Luckily for my curiosity, a copy of “The art of scribling” is available on Eighteenth Century Collections Online (ECCO). Such collections are a testament to the many ways humanities scholarship has taken full advantage of technological advancements and made pre-industrial material more widely available. Studying a text housed at a library in Toronto, while sitting at my parents' dining room table in Kansas, via a digitization provided by Harvard (ECCO hosts a reconstruction of the Houghton’s copy), is a feat that would have been unimaginable a few decades prior. Moreover, it is less likely I would have noticed this volume if I had just been walking by — forty-odd catalogue records with the same call number stands out far more than a text resting quietly among other like-sized volumes. With catalogue records, in many ways the content of the book becomes the point of its recognition, rather than its material instantiation.

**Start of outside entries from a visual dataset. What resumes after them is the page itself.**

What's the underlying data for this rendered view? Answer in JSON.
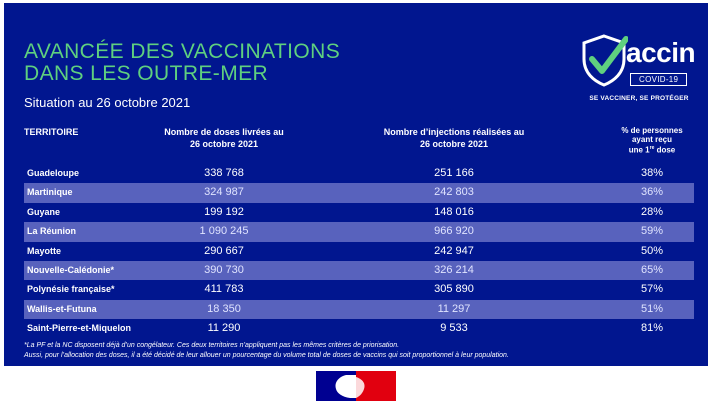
{
  "header": {
    "title": "AVANCÉE DES VACCINATIONS\nDANS LES OUTRE-MER",
    "subtitle": "Situation au 26 octobre 2021"
  },
  "logo": {
    "word": "accin",
    "covid": "COVID-19",
    "tagline": "SE VACCINER, SE PROTÉGER"
  },
  "table": {
    "headers": {
      "territory": "TERRITOIRE",
      "doses": "Nombre de doses livrées au\n26 octobre 2021",
      "injections": "Nombre d’injections réalisées au\n26 octobre 2021",
      "percent_line1": "% de personnes",
      "percent_line2": "ayant reçu",
      "percent_line3": "une 1",
      "percent_sup": "re",
      "percent_line3b": " dose"
    },
    "rows": [
      {
        "territory": "Guadeloupe",
        "doses": "338 768",
        "injections": "251 166",
        "percent": "38%"
      },
      {
        "territory": "Martinique",
        "doses": "324 987",
        "injections": "242 803",
        "percent": "36%"
      },
      {
        "territory": "Guyane",
        "doses": "199 192",
        "injections": "148 016",
        "percent": "28%"
      },
      {
        "territory": "La Réunion",
        "doses": "1 090 245",
        "injections": "966 920",
        "percent": "59%"
      },
      {
        "territory": "Mayotte",
        "doses": "290 667",
        "injections": "242 947",
        "percent": "50%"
      },
      {
        "territory": "Nouvelle-Calédonie*",
        "doses": "390 730",
        "injections": "326 214",
        "percent": "65%"
      },
      {
        "territory": "Polynésie française*",
        "doses": "411 783",
        "injections": "305 890",
        "percent": "57%"
      },
      {
        "territory": "Wallis-et-Futuna",
        "doses": "18 350",
        "injections": "11 297",
        "percent": "51%"
      },
      {
        "territory": "Saint-Pierre-et-Miquelon",
        "doses": "11 290",
        "injections": "9 533",
        "percent": "81%"
      }
    ]
  },
  "footnote": {
    "line1": "*La PF et la NC disposent déjà d’un congélateur. Ces deux territoires n’appliquent pas les mêmes critères de priorisation.",
    "line2": "Aussi, pour l’allocation des doses, il a été décidé de leur allouer un pourcentage du volume total de doses de vaccins qui soit proportionnel à leur population."
  },
  "colors": {
    "background": "#01168f",
    "title": "#5fd07f",
    "row_alt": "#5862bd",
    "flag_blue": "#000091",
    "flag_red": "#e1000f"
  }
}
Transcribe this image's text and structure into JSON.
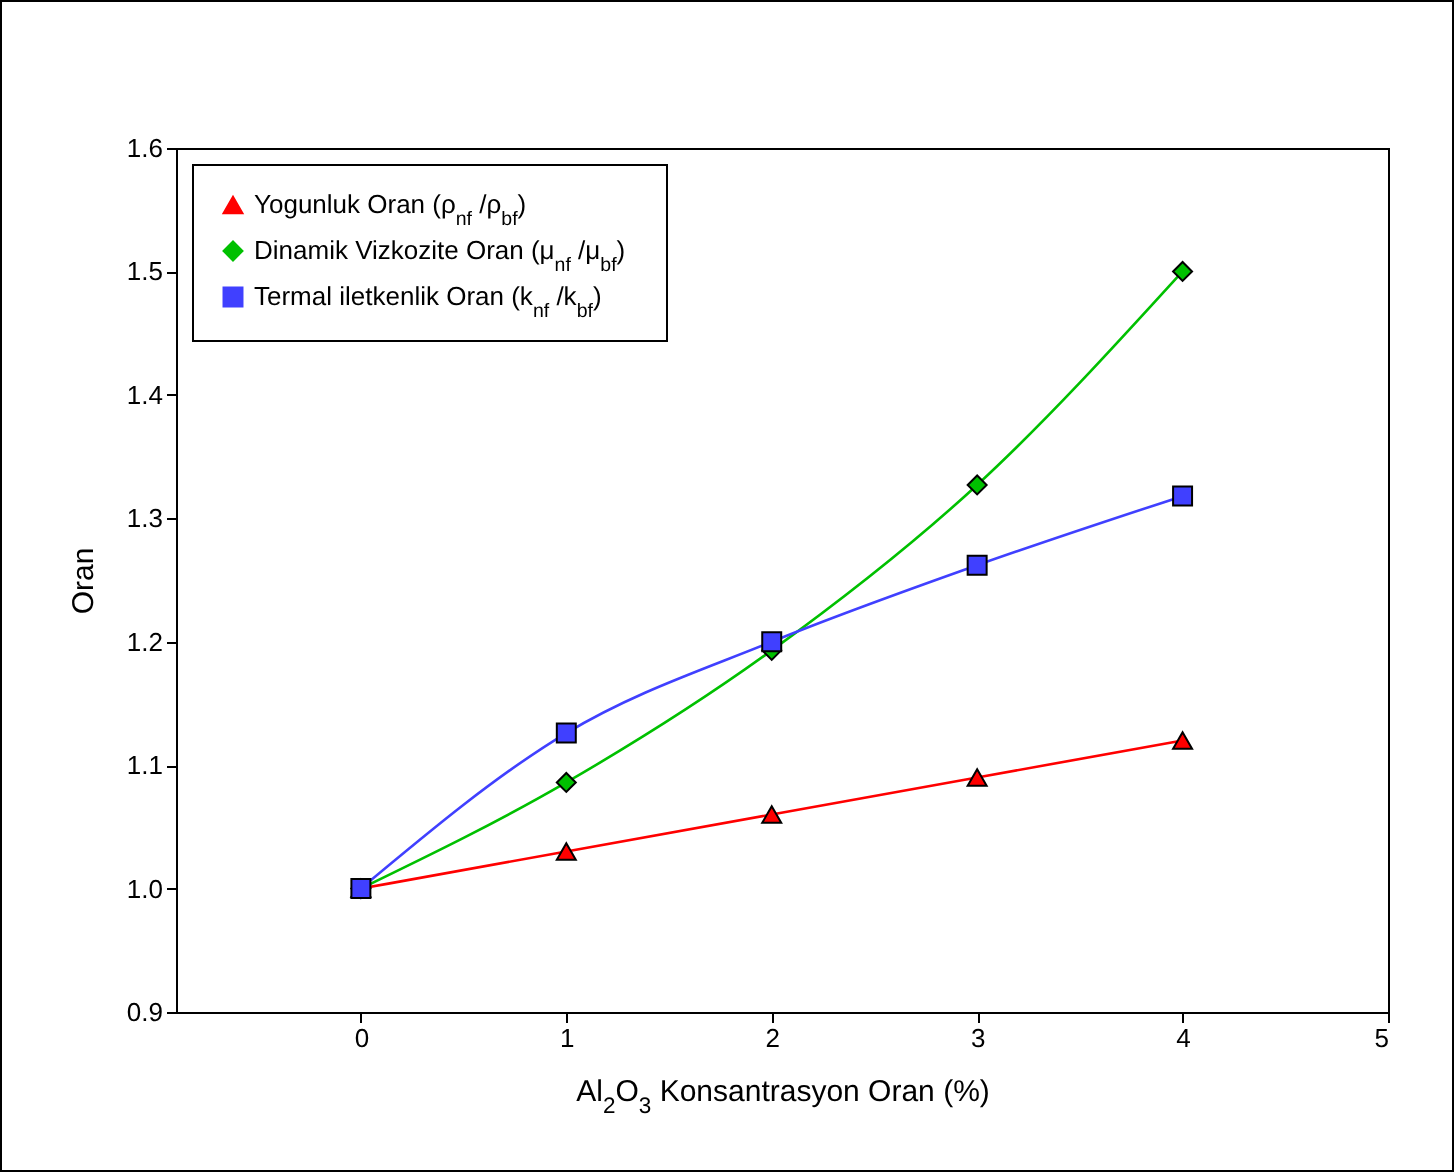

However, this is not to suggest that the ECCO copy was an equitable trade-off. There are many things about this text that would become more clear if I had access to the physical volume: whether the pamphlets were cut down to the same size when they were bound together, for example, or whether there is any marginalia accompanying this work. Many allusions to contemporaneous authors are censored in the print version of this work — have they been filled in in the Fisher’s copy? The numerous benefits of working with the material directly are most keenly felt when it’s necessary to stay away. I am eager for the future opportunity to spend some time with this text in person.
- Megan E. Fox, Graduate Assistant, Thomas Fisher Rare Book Library
References:
Baines, Paul and Pat Rogers. “Trading Blows (1714–1716)” in Edmund Curll, bookseller. Oxford University Press, 2007.
Marshall, Ashley. “The Myth of Scriblerus.” Journal for Eighteenth-Century Studies Vol. 31, 1 (2008): 77-99.
Scriblerus Maximus. The art of scribling, address'd to all the scriblers of the age. London, MDCCXXXIII. [1733]. Eighteenth Century Collections Online. Gale. University of Toronto Libraries. 15 May 2020.